Prepare Yourself: Porcupine Tree’s ‘The Sky Moves Sideways’ at 25 (Part 1)
Today, Steven Wilson is widely known –and acclaimed – as one of the busiest and most creative figures in music. Though he came to wider notice as a kind of progressive rock hero, helming remix/remaster projects for some of prog’s most beloved albums, he has always been about much more than art rock. His muse is simply too expansive to fit into a single genre classification.
All that said, a quarter century ago, Wilson was working safely under the radar. Though he created Porcupine Tree as a kind of inside joke – it wasn’t initially a real band; merely a label for the music he was making on his own – by the middle 1990s it had evolved into a proper quartet that played on the records and toured to enthusiastic audiences.
And the kind of music that Porcupine Tree at that time made might not square up with the preconceptions of later-day listeners who were drawn in by the prog-metal textures of the band’s final three studio long-players, 2007’s Fear of a Blank Planet, the EP (but album by any other name) Nil Recurring from the same year, and the band’s powerful swan song, 2009’s The Incident. In 1995, Porcupine Tree released its third official album, The Sky Moves Sideways. Unlike later hard-edged efforts, that record is an exemplar of the kind of ethereal space rock that would win over fans of Pink Floyd‘s post-Syd Barrett and pre-The Dark Side of the Moon period.
In interviews, the reliably voluble and articulate Wilson always had – and has – plenty of value to say. He’s always enthusiastic about naming his influences, be they Beach Boys or/and Scandinavian death metal. “Each of those things has changed the direction of the band in a natural, organic way,” he told me in 2010. But he has generally bristled at Pink Floyd comparisons. Still, while there are numerous similarities between the music of pre-fame (read: non-charting) Porcupine Tree and the Floyd, The Sky Moves Sideways succeeds on its own merits.

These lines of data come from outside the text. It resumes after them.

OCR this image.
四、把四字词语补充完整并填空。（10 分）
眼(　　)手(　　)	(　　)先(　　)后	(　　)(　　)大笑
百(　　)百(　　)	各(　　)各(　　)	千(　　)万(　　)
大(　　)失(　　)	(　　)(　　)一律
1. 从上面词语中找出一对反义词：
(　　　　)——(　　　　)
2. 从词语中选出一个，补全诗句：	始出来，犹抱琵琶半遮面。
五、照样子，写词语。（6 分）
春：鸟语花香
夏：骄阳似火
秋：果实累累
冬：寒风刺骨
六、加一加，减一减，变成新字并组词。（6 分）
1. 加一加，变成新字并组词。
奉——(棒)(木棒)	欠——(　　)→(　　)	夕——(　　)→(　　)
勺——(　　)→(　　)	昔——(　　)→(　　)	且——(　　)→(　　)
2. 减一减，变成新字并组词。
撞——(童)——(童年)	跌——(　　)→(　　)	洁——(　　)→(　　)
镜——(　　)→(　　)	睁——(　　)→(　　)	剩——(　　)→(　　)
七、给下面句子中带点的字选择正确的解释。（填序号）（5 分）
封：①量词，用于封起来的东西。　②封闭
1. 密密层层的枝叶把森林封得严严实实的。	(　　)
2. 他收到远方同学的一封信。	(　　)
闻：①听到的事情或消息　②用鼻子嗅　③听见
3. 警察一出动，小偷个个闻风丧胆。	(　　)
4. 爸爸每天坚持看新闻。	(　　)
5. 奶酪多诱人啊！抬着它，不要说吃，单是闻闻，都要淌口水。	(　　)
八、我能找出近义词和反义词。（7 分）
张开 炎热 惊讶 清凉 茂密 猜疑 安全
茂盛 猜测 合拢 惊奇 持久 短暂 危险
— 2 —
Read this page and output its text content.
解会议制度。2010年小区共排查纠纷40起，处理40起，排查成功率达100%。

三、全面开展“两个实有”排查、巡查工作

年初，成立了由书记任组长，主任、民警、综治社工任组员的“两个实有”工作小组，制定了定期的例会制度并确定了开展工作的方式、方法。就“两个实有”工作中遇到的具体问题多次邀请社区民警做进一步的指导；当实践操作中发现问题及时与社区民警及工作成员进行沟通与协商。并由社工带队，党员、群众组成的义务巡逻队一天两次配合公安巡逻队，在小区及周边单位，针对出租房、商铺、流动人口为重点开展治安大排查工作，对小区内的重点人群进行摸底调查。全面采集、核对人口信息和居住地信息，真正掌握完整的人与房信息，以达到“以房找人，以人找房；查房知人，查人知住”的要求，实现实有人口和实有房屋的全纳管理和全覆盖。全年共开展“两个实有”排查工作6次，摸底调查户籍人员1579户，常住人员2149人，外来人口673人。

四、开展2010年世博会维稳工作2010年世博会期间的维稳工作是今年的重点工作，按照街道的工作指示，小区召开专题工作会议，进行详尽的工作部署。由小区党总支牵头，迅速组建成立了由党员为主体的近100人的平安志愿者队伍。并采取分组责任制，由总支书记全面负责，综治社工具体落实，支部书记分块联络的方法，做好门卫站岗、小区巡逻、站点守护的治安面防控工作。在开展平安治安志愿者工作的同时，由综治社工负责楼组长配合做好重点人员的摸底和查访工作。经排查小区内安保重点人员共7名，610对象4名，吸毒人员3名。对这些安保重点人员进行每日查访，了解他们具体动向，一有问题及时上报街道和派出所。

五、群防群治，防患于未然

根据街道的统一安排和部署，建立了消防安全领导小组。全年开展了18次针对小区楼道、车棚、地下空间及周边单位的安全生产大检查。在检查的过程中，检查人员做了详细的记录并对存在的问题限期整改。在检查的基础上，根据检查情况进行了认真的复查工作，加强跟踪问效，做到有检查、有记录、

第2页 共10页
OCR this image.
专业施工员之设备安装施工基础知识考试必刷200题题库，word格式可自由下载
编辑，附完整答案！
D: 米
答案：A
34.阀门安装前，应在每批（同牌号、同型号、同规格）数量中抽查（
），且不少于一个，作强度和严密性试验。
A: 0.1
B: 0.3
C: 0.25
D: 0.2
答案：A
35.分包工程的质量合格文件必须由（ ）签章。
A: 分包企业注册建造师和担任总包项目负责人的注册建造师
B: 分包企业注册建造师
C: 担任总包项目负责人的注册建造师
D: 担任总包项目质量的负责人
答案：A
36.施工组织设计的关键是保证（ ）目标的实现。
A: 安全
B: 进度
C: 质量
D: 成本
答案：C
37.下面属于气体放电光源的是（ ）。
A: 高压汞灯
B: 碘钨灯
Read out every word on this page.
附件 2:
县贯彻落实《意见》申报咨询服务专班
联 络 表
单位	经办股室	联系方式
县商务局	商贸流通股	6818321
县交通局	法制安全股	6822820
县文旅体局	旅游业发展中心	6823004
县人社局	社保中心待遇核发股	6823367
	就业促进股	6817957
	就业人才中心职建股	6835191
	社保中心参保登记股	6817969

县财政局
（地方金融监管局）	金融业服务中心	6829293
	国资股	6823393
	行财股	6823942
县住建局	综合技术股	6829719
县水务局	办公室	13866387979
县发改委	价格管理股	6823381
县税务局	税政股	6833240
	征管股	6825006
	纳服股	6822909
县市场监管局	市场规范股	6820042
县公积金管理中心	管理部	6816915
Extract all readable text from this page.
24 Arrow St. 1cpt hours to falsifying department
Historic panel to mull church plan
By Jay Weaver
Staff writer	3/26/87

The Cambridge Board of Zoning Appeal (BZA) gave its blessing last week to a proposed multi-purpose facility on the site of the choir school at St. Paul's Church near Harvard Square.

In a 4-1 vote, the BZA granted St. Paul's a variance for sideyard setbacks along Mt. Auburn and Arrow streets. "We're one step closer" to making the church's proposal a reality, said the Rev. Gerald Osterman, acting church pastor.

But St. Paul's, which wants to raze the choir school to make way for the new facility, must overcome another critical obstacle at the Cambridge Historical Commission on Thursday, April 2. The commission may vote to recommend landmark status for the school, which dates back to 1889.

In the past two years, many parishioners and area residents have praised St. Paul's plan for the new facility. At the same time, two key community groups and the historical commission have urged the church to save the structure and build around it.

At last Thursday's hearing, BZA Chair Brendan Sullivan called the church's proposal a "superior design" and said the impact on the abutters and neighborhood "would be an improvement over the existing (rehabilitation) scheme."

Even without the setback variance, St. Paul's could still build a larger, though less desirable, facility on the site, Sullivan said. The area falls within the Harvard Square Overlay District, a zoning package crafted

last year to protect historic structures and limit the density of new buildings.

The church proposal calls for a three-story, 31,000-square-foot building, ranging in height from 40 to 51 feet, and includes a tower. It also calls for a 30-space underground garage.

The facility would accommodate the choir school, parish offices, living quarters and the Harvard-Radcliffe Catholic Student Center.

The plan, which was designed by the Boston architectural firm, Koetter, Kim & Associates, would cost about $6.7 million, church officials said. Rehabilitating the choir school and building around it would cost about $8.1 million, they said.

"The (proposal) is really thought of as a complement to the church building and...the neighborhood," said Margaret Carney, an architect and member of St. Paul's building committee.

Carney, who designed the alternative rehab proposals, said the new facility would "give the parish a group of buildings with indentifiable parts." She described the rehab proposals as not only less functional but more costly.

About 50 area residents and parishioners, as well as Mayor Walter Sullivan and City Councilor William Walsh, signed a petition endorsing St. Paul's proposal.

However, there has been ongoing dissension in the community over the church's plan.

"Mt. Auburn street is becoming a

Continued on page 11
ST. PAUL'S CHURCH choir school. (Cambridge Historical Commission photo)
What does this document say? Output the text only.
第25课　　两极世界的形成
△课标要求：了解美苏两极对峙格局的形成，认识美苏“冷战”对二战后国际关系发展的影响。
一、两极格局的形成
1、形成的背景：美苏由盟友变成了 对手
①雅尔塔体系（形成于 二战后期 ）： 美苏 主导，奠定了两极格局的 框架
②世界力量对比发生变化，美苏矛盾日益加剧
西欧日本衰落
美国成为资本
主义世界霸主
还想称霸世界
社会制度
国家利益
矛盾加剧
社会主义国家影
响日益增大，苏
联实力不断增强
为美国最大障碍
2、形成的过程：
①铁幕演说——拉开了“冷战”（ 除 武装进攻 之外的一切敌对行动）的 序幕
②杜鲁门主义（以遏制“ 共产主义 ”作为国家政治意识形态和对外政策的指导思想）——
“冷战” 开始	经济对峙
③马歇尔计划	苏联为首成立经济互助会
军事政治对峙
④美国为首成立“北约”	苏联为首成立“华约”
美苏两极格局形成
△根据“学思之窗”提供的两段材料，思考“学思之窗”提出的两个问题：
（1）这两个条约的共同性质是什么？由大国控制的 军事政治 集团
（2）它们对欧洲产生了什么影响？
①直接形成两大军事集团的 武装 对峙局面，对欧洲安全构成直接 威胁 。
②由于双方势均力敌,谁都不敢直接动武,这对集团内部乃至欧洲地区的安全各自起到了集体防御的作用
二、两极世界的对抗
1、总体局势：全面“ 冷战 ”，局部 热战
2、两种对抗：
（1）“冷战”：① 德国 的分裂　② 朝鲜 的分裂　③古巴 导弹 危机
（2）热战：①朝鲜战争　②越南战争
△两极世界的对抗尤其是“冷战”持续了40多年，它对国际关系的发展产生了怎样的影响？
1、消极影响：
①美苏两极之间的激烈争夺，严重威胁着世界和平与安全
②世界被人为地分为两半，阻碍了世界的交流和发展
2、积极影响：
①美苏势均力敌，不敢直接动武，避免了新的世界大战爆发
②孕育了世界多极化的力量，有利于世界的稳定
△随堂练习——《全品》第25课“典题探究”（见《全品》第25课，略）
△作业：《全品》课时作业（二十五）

Not to make too much of the similarities, but Sideways is built around a single, lengthy composition with several movements, split into two sections. That approach may remind some listeners of Wish You Were Here, with its milt-part “Shine On You Crazy Diamond.” But while there are structural similarities between the two, Wilson isn’t aping Pink Floyd with his compositions.
The stuttering drums that characterize large swaths of “The Sky Moves Sideways” Phases 1 and 2 come courtesy of Porcupine Tree’s first drummer, Chris Maitland. (Previously, Wilson had used a drum machine and/or played the percussion parts himself.) Though he would be dismissed from the group in 2002, he had been – and would continue to be – an occasional Wilson collaborator. Maitland can be heard on recordings from No-Man, I.E.M. and Blackfield, all Wilson side projects. While Maitland’s work doesn’t have quite the distinctive character of his successor Gavin Harrison (currently of King Crimson), it can be argued that his style – with shades of Nick Mason – is perfectly suited to the Porcupine Tree material of the 1990s.
The extended title track set pieces on The Sky Moves Sideways alternate between glacial, near-liquid soundscapes and energetic, throbbing passages; the former owe a debt to Tangerine Dream and other krautrock influences, while the latter have more in common with latter-day rave-oriented acts like The Orb. Theo Travis – another perennial Wilson associate – adds some compelling flute work to “The Sky Moves Sideways Phase 1.”
Throughout the album, Wilson’s gentle, precise acoustic guitar nicely balances the electronic textures of the album. There are plenty of soaring lead guitar passages, but it’s the pastoral vibe of the acoustic on cuts like “Spiral Circus” (the fourth part of “The Sky Moves Sideways Phase 1”) that helps unify the album.
Another dollop of sonic glue is provided by Richard Barbieri (formerly of art-rock group Japan); his majestic keyboard work is rarely if ever showy, and he’s not at all about dazzling solos. Instead, his role on The Sky Moves Sideways is to provide an atmospheric bed upon which the arrangements can comfortably lie.
That does, however, give him comparatively less to do on aggressive, guitar-centric numbers like “Dislocated Day,” a fiery track that preview the more metallic direction Porcupine Tree would (sometimes) follow in the future. Launching with a telephone ringing – Perhaps Mr. Floyd calling for Mrs. Floyd again? – but his Mellotron-styled sounds contrast wonderfully with the blistering instrumental riffage that serves as that track’s chorus. Wilson overdubs multiple guitars, each playing its own solo, and the result sounds more like an argument than anything else.